Ou peut-être quelques blagues de mauvais goût au dépens
de quelque malheureux voyageur*3... Il faut donc bien se représenter
la façon dont fut reçue la décision de l'elfe
de quitter son clan pour vivre chez les misérables humains...
Et de revenir quelques années plus tard avec deux bâtards...
C'est pourquoi l'enfance de Petite Elfe ne fut pas des plus agréables...
Trois générations de bâtards au sein du clan*4
n'avaient suffit à calmer le ressentiment général
à l'encontre des sang-mêlé. Où qu'elle
aille, quoi qu'elle fasse ou dise, elle se sentait de trop. Et...
différente... Même sa mère ne la traitait
pas comme l'aurait dû le faire toute bonne mère.

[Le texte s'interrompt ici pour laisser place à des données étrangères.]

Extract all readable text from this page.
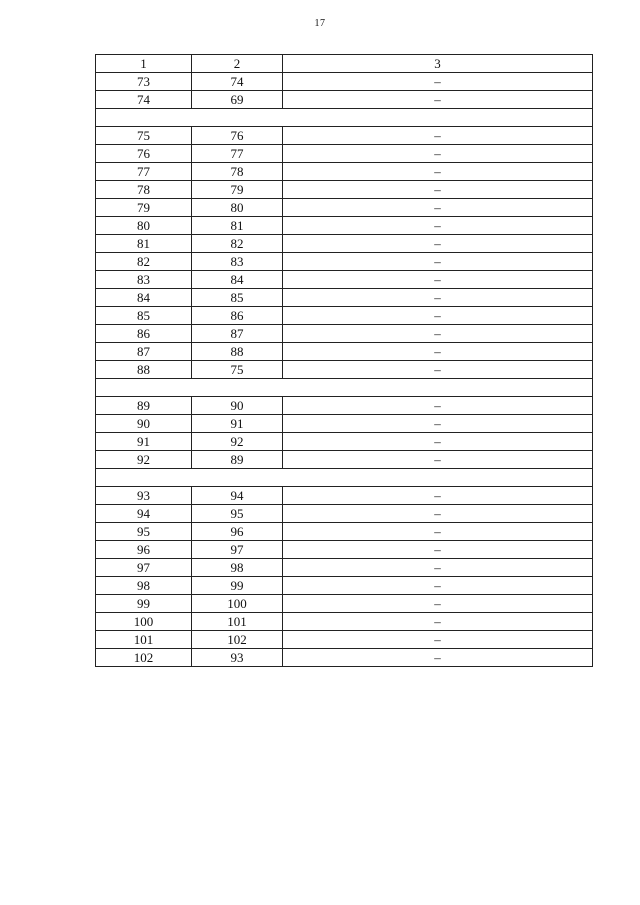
17
1	2	3
73	74	–
74	69	–

75	76	–
76	77	–
77	78	–
78	79	–
79	80	–
80	81	–
81	82	–
82	83	–
83	84	–
84	85	–
85	86	–
86	87	–
87	88	–
88	75	–

89	90	–
90	91	–
91	92	–
92	89	–

93	94	–
94	95	–
95	96	–
96	97	–
97	98	–
98	99	–
99	100	–
100	101	–
101	102	–
102	93	–
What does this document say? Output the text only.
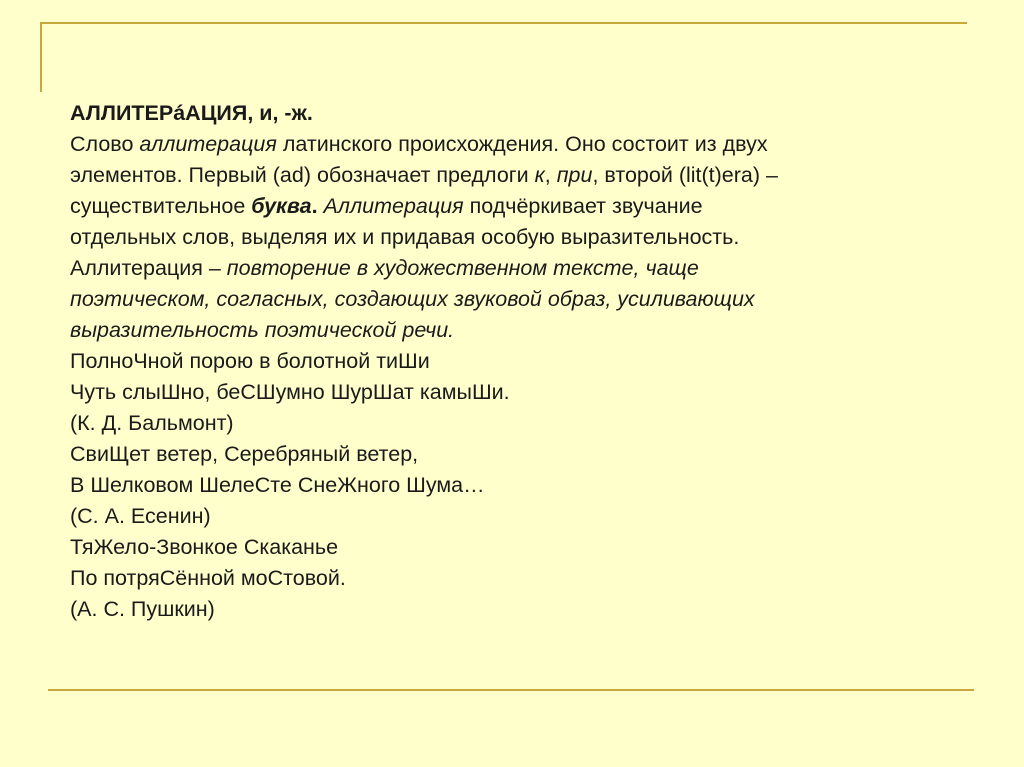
АЛЛИТЕРáАЦИЯ, и, -ж.

Слово аллитерация латинского происхождения. Оно состоит из двух

элементов. Первый (ad) обозначает предлоги к, при, второй (lit(t)era) –

существительное буква. Аллитерация подчёркивает звучание

отдельных слов, выделяя их и придавая особую выразительность.

Аллитерация – повторение в художественном тексте, чаще

поэтическом, согласных, создающих звуковой образ, усиливающих

выразительность поэтической речи.

ПолноЧной порою в болотной тиШи

Чуть слыШно, беСШумно ШурШат камыШи.

(К. Д. Бальмонт)

СвиЩет ветер, Серебряный ветер,

В Шелковом ШелеСте СнеЖного Шума…

(С. А. Есенин)

ТяЖело-Звонкое Скаканье

По потряСённой моСтовой.

(А. С. Пушкин)
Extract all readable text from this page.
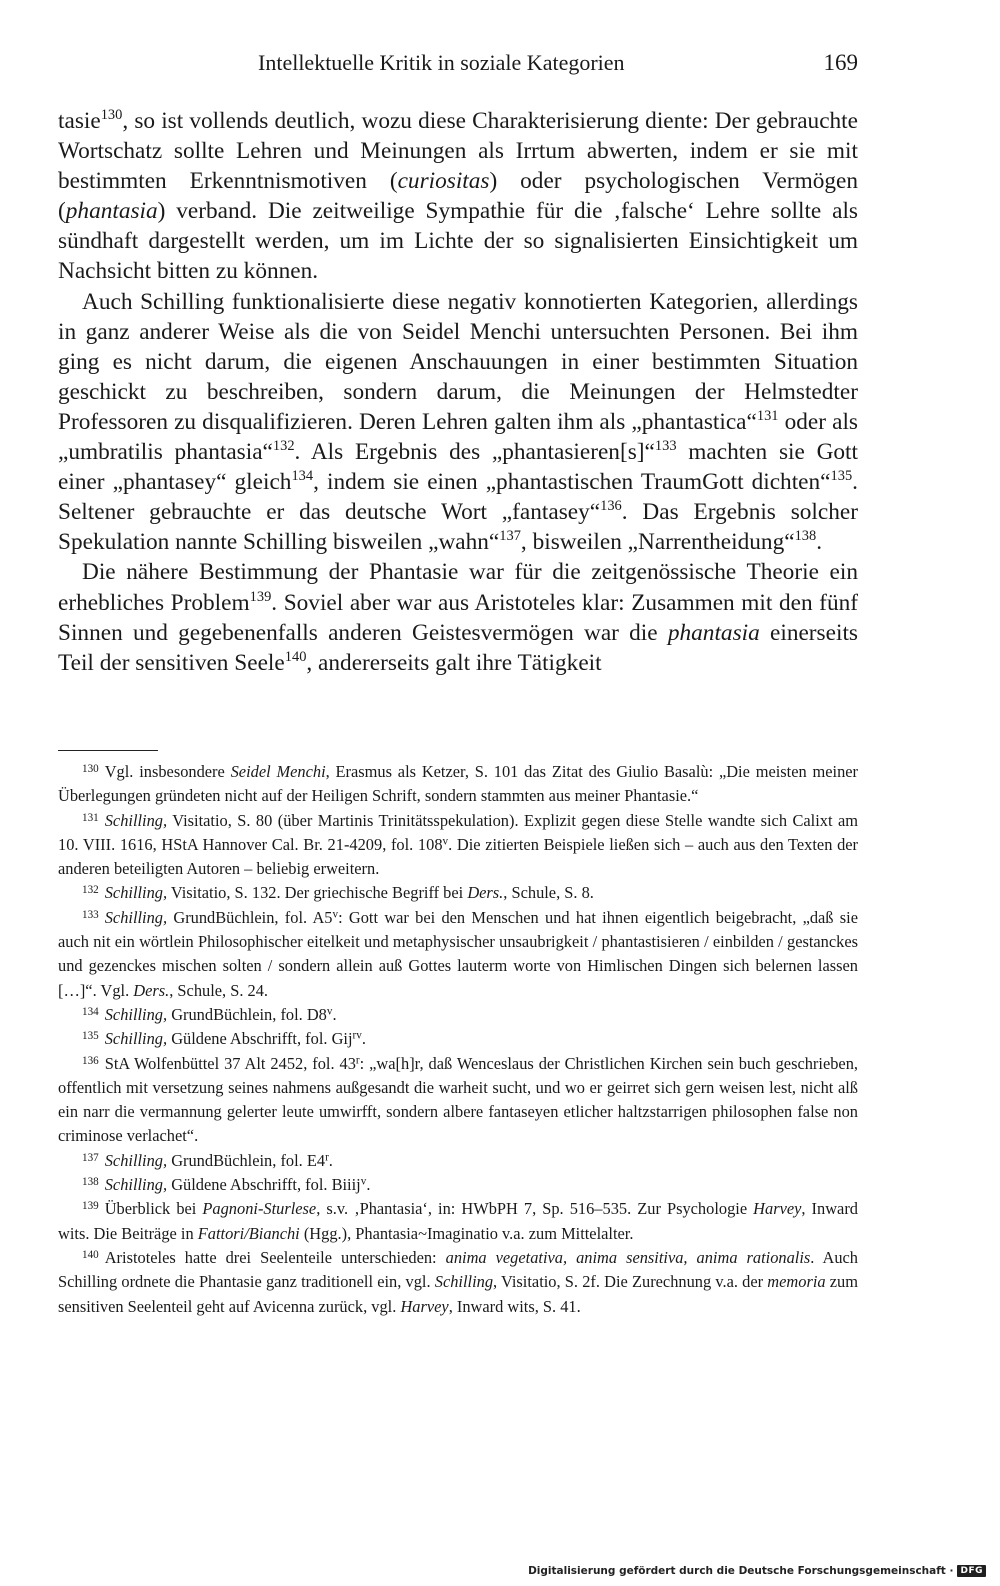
Intellektuelle Kritik in soziale Kategorien	169

tasie$^{130}$, so ist vollends deutlich, wozu diese Charakterisierung diente: Der gebrauchte Wortschatz sollte Lehren und Meinungen als Irrtum abwerten, indem er sie mit bestimmten Erkenntnismotiven (curiositas) oder psychologischen Vermögen (phantasia) verband. Die zeitweilige Sympathie für die ‚falsche‘ Lehre sollte als sündhaft dargestellt werden, um im Lichte der so signalisierten Einsichtigkeit um Nachsicht bitten zu können.

Auch Schilling funktionalisierte diese negativ konnotierten Kategorien, allerdings in ganz anderer Weise als die von Seidel Menchi untersuchten Personen. Bei ihm ging es nicht darum, die eigenen Anschauungen in einer bestimmten Situation geschickt zu beschreiben, sondern darum, die Meinungen der Helmstedter Professoren zu disqualifizieren. Deren Lehren galten ihm als „phantastica“$^{131}$ oder als „umbratilis phantasia“$^{132}$. Als Ergebnis des „phantasieren[s]“$^{133}$ machten sie Gott einer „phantasey“ gleich$^{134}$, indem sie einen „phantastischen TraumGott dichten“$^{135}$. Seltener gebrauchte er das deutsche Wort „fantasey“$^{136}$. Das Ergebnis solcher Spekulation nannte Schilling bisweilen „wahn“$^{137}$, bisweilen „Narrentheidung“$^{138}$.

Die nähere Bestimmung der Phantasie war für die zeitgenössische Theorie ein erhebliches Problem$^{139}$. Soviel aber war aus Aristoteles klar: Zusammen mit den fünf Sinnen und gegebenenfalls anderen Geistesvermögen war die phantasia einerseits Teil der sensitiven Seele$^{140}$, andererseits galt ihre Tätigkeit

$^{130}$ Vgl. insbesondere Seidel Menchi, Erasmus als Ketzer, S. 101 das Zitat des Giulio Basalù: „Die meisten meiner Überlegungen gründeten nicht auf der Heiligen Schrift, sondern stammten aus meiner Phantasie.“

$^{131}$ Schilling, Visitatio, S. 80 (über Martinis Trinitätsspekulation). Explizit gegen diese Stelle wandte sich Calixt am 10. VIII. 1616, HStA Hannover Cal. Br. 21-4209, fol. 108$^v$. Die zitierten Beispiele ließen sich – auch aus den Texten der anderen beteiligten Autoren – beliebig erweitern.

$^{132}$ Schilling, Visitatio, S. 132. Der griechische Begriff bei Ders., Schule, S. 8.

$^{133}$ Schilling, GrundBüchlein, fol. A5$^v$: Gott war bei den Menschen und hat ihnen eigentlich beigebracht, „daß sie auch nit ein wörtlein Philosophischer eitelkeit und metaphysischer unsaubrigkeit / phantastisieren / einbilden / gestanckes und gezenckes mischen solten / sondern allein auß Gottes lauterm worte von Himlischen Dingen sich belernen lassen […]“. Vgl. Ders., Schule, S. 24.

$^{134}$ Schilling, GrundBüchlein, fol. D8$^v$.

$^{135}$ Schilling, Güldene Abschrifft, fol. Gij$^{rv}$.

$^{136}$ StA Wolfenbüttel 37 Alt 2452, fol. 43$^r$: „wa[h]r, daß Wenceslaus der Christlichen Kirchen sein buch geschrieben, offentlich mit versetzung seines nahmens außgesandt die warheit sucht, und wo er geirret sich gern weisen lest, nicht alß ein narr die vermannung gelerter leute umwirfft, sondern albere fantaseyen etlicher haltzstarrigen philosophen false non criminose verlachet“.

$^{137}$ Schilling, GrundBüchlein, fol. E4$^r$.

$^{138}$ Schilling, Güldene Abschrifft, fol. Biiij$^v$.

$^{139}$ Überblick bei Pagnoni-Sturlese, s.v. ‚Phantasia‘, in: HWbPH 7, Sp. 516–535. Zur Psychologie Harvey, Inward wits. Die Beiträge in Fattori/Bianchi (Hgg.), Phantasia~Imaginatio v.a. zum Mittelalter.

$^{140}$ Aristoteles hatte drei Seelenteile unterschieden: anima vegetativa, anima sensitiva, anima rationalis. Auch Schilling ordnete die Phantasie ganz traditionell ein, vgl. Schilling, Visitatio, S. 2f. Die Zurechnung v.a. der memoria zum sensitiven Seelenteil geht auf Avicenna zurück, vgl. Harvey, Inward wits, S. 41.

Digitalisierung gefördert durch die Deutsche Forschungsgemeinschaft · DFG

L'attrait de la nouveauté qui l'avait attirée vers
le père s'était estompé avec le temps, et
sentir le reproche de tout un clan l'avait aigrie. Le père,
de son côté, était un rêveur*5 qui ne
semblait rien remarquer de cette... haine... dont il était
l'objet. Il accomplissait régulièrement sa tâche
de chasseur, et déambulait chaque jour dans la rue feuillue
traversant le village sylvestre, sans sembler se rendre compte
du fait que tous s'écartaient sur son chemin. En tout cas,
il ne réagit pas aux absences de plus en plus fréquentes
de la mère de son enfant, soit qu'il ne s'en soit même
pas aperçut, soit qu'il n'y prêta attention. Pas
plus qu'il ne réagit quand sa fille dû supporter
des affronts de plus en plus humiliants, allant même jusqu'à
être frappée par sa mère sans raison.
Sous un tel traitement, Petite Elfe appris à se faire furtive,
à agir dans l'ombre, et... finalement, à en mériter
les châtiments reçus*6... Elle se mis à voler,
d'abord de la nourriture, puis des petits objets intéressants,
puis des objets moins petits... pour en arriver à ne même
plus faire attention à ce qu'elle volait, ne faisant plus
attention qu'à la déconvenue de ses victimes...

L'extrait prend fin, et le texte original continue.